Y leer a los poetas es, de alguna manera, leer a su país. De Santiago a Parral y Chillán, de Chillán hasta Temuco, pasando por Collipulli y Lautaro, fueron las estaciones de un viaje que para mí, en cierto sentido, apenas se inicia. Y en Temuco, para acabar este recuento de esbozos, como otro de los regalos de este viaje, los semblantes y los espíritus atentos de las alumnas del Liceo Gabriela Mistral, cuya profesora, Eugenia Caamaño Lillo, organiza el Taller Literario Sayenco, que significa "Mujer del agua", donde las alumnas escriben recordando las palabras de Vicente Huidobro: "Que la poesía sea una llave que abra mil puertas".

Mil puertas tiene Chile, algunas de difícil apertura, otras que dan a espacios luminosos, y otras que aún no se han abierto, o cuya llave se ha extraviado. El sarcástico, político, literario y crítico periódico quincenal santiagueño The Clinic, documenta algunas de las dificultades de la llamada (también allá) "transición" chilena, que para algunos ya terminó y para otros, como Rafael Gumuncio, que escribe en él, "ya terminó porque nunca empezó".

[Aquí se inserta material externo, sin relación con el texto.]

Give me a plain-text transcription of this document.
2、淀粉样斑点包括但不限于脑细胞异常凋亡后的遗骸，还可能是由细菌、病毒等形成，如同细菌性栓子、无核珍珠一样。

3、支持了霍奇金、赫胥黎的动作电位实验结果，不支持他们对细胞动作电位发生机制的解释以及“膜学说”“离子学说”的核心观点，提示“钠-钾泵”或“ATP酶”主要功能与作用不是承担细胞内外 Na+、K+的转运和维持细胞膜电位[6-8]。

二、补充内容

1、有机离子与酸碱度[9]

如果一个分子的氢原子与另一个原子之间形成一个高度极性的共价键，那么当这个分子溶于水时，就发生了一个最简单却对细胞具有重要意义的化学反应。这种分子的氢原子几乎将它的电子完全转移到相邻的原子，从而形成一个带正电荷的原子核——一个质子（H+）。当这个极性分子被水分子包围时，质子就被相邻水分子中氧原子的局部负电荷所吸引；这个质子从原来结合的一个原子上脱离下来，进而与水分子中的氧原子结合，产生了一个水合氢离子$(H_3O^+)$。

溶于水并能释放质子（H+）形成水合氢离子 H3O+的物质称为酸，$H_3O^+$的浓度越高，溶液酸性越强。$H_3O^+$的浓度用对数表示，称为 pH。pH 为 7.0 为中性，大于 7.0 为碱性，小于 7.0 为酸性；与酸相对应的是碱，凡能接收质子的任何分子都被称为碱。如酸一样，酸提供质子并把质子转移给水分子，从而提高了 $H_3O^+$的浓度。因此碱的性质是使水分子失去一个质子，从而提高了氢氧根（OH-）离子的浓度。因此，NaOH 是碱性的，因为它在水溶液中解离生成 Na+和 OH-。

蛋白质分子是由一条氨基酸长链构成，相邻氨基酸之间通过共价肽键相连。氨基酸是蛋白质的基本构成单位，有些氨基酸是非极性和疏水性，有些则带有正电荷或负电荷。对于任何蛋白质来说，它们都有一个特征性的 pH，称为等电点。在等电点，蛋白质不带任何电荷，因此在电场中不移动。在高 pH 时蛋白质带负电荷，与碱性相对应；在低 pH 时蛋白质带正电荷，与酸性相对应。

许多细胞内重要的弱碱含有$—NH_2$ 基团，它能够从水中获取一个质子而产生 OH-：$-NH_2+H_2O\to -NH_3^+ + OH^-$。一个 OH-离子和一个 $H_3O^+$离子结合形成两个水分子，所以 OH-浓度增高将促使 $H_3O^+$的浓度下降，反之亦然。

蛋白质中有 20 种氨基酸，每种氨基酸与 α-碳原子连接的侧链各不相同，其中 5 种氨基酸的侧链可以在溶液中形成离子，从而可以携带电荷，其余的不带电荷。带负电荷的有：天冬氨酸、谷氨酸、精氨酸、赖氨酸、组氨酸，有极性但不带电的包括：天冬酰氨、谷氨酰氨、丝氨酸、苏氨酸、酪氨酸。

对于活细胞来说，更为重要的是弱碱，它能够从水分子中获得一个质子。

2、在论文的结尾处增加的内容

Pero más allá de la omnipresente política, el paisaje chileno es todo un universo que, tal vez por su lejanía geográfica, pocos hemos descubierto y reconocido. También a los países, para merecerlos, hay que leerlos. No es suficiente el lugar común, la cita ajena, el recorrido rápido por los principales hechos de la historia reciente. Sé que el paisaje chileno, no sólo la cosmopolita Santiago, sino el "Chile profundo", no está dormido sino que vive en un hondo viaje. Y mis ojos esperan, algún día, volver a transitar por sus ventanas.